Saturday, May 21, 2005

I Do Believe in Sperm

I have a few more questions, this time for President Bush:

President Bush has condemned stem cell research advances in South Korea and said he worried about living in a world in which human cloning was condoned. He said he would veto any legislation aimed at loosening limits on federal support in the United States.

"I'm very concerned about cloning," Bush told reporters in the Oval Office on Friday. "I worry about a world in which cloning becomes acceptable."


Why does the President find twins unacceptable?

"I made it very clear to the Congress that the use of federal money, taxpayers' money to promote science which destroys life in order to save life is — I'm against that. And therefore, if the bill does that, I will veto it."

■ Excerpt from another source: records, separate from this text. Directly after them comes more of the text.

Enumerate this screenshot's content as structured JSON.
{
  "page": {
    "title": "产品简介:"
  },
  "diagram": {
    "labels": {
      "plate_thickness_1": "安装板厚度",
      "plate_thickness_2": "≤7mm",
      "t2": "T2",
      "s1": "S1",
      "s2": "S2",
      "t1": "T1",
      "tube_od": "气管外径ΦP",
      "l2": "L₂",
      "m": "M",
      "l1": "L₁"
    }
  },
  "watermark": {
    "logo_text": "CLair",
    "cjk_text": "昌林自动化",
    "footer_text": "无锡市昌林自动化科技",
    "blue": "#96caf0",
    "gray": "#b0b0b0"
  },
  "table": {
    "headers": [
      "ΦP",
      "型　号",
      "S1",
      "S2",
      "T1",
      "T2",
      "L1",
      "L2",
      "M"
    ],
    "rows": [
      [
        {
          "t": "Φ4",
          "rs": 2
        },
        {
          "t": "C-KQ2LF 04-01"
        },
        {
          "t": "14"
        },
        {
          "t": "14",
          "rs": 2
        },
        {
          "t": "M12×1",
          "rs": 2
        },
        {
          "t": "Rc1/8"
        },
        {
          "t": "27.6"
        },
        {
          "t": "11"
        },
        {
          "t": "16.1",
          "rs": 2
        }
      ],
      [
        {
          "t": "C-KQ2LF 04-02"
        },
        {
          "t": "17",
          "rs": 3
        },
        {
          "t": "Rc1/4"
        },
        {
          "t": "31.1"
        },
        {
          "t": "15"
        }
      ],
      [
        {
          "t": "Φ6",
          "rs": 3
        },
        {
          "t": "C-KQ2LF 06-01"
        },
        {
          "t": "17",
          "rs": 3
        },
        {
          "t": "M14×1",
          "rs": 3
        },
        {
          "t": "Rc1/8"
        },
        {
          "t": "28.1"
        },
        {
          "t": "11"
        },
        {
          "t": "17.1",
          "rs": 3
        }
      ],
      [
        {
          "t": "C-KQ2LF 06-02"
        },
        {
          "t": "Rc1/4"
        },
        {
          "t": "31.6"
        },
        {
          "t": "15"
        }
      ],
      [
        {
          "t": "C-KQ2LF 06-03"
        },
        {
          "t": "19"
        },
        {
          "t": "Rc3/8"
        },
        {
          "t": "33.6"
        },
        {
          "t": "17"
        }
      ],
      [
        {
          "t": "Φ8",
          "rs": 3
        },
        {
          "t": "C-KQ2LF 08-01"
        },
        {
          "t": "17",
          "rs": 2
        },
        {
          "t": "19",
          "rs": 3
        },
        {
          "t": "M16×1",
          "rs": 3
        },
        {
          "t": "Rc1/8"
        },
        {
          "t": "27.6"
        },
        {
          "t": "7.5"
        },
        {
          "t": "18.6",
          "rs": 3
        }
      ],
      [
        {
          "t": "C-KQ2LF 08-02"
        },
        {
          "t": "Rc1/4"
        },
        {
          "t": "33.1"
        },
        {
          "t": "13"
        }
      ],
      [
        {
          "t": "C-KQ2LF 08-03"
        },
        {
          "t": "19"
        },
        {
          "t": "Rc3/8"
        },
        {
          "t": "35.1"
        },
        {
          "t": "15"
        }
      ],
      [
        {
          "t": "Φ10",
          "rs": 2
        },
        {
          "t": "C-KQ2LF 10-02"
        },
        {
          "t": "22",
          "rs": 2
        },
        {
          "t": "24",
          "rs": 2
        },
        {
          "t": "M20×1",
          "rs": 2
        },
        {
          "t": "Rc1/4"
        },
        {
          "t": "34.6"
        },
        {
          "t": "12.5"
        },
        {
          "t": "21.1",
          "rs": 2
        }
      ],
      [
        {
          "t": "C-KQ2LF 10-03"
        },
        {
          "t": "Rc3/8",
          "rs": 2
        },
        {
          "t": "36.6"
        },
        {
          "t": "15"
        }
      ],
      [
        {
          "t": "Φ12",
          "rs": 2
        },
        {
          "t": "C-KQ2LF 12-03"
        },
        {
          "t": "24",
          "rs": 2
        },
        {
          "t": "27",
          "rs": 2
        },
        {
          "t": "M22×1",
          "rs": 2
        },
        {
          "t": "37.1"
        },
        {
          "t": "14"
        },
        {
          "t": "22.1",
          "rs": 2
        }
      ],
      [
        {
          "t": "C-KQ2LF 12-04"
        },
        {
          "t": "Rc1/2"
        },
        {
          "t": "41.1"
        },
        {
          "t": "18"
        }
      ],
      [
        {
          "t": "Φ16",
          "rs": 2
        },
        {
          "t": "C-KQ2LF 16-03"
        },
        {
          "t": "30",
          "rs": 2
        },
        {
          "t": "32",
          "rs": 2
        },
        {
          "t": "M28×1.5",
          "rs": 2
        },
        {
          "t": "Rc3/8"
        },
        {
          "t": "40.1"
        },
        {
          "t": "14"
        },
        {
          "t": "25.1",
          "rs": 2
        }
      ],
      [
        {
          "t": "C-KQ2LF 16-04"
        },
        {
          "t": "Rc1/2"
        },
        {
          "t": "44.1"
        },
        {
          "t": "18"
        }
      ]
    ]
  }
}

So, does this mean the President is for using federal money to support the type of research done by the South Korean scientists? Those researchers used only adult cells*--an enucleated egg cell from one adult, and a nucleus from another adult's cell--and no fertilization took place.

Bush and some religious and conservative groups who believe life begins at conception are offended by the research and don't think tax money should be used to finance it.


Since the embryonic stem cell lines were created without conception [nuclear transfer (egg + a woman's/man's/child's cell nucleus) vs. fertilization (egg + sperm)], why is the President's belief about conception used to decide what tax money should finance?

Actually, the better question is: Why should the President's personal beliefs, and his sensibilities [or those of any other politician, for that matter] be allowed to decide funding for lines of scientific inquiry?

[*I saw the article on another blog, but I forgot which one. If you know, please e-mail me and I'll credit the link.]

2 Comments:

At 5:29 AM, Blogger Amanda Marcotte said...

Hee. The President might have a very good reason to find twins objectionable.

 
At 7:28 AM, Anonymous Anonymous said...

Amanda, that was snide.

There are many good people who are bothered by the idea of using human embryos for test purposes. Is there a reason a little caution is not in order here? The only thing W. has done is prohibit the creation of new embryos with federal money. That federal money comes from you and me, and from people who object to creating embryos to do medical experiments on. Sneering at people who believe that is 'life' does not prove them wrong, nor prove you right. If you don't believe life starts at conception, that's okay; it's certainly the start of something wondrous, but I tend to go with the old rule of thumb that 'quickening' is the time a baby is present...so I'm not the fundamentalist wacko I'm sure you think I am. W. is not prohibiting stem cell research; he's just not forcing those who are against it from funding new stem cell lines aka new embryos. Why is government funding required here? Why not private funding? The VCs are staying away because they figure they will wait to see what works, let the feds take the initial financial risk. Rational. But back to embryos and cloning and related matters: one good reason for caution here is that things are developing so quickly that society and culture has not yet come up with a decision about what is reasonable and what is not. That is not the same as individuals not having an opinion, but society as a whole. Consensus is what keeps societal fabric reasonably whole. We don't have consensus on abortion (which I personally think should be legal up thru the 1st trimester and even beyond in unusual circumstances), and look how it's polarized the country. You can look down on those who don't believe in abortion and sneer at them, but they have as much right to their opinion as you do to yours. And here's the money quote: what is our societal consensus on when an embryo is too far along in development to stop doing medical research on it? 4 cell divisions? 12? 72? 2 weeks? 2 months? 4 months? Why not grow an embryo big enough to harvest a liver from it, or a kidney? Sounds gruesome, eh? Exactly. At what point does it become 'gruesome' and stop being 'medicine'? Hard questions, hard answers. So when you sneer at people who believe a fertilized egg has life in it, what other than your opinion do you have to defend your point of view? Our old ways of determining when a fetus becomes a baby are no longer helpful in many ways, so let's slow down a little and work this through together.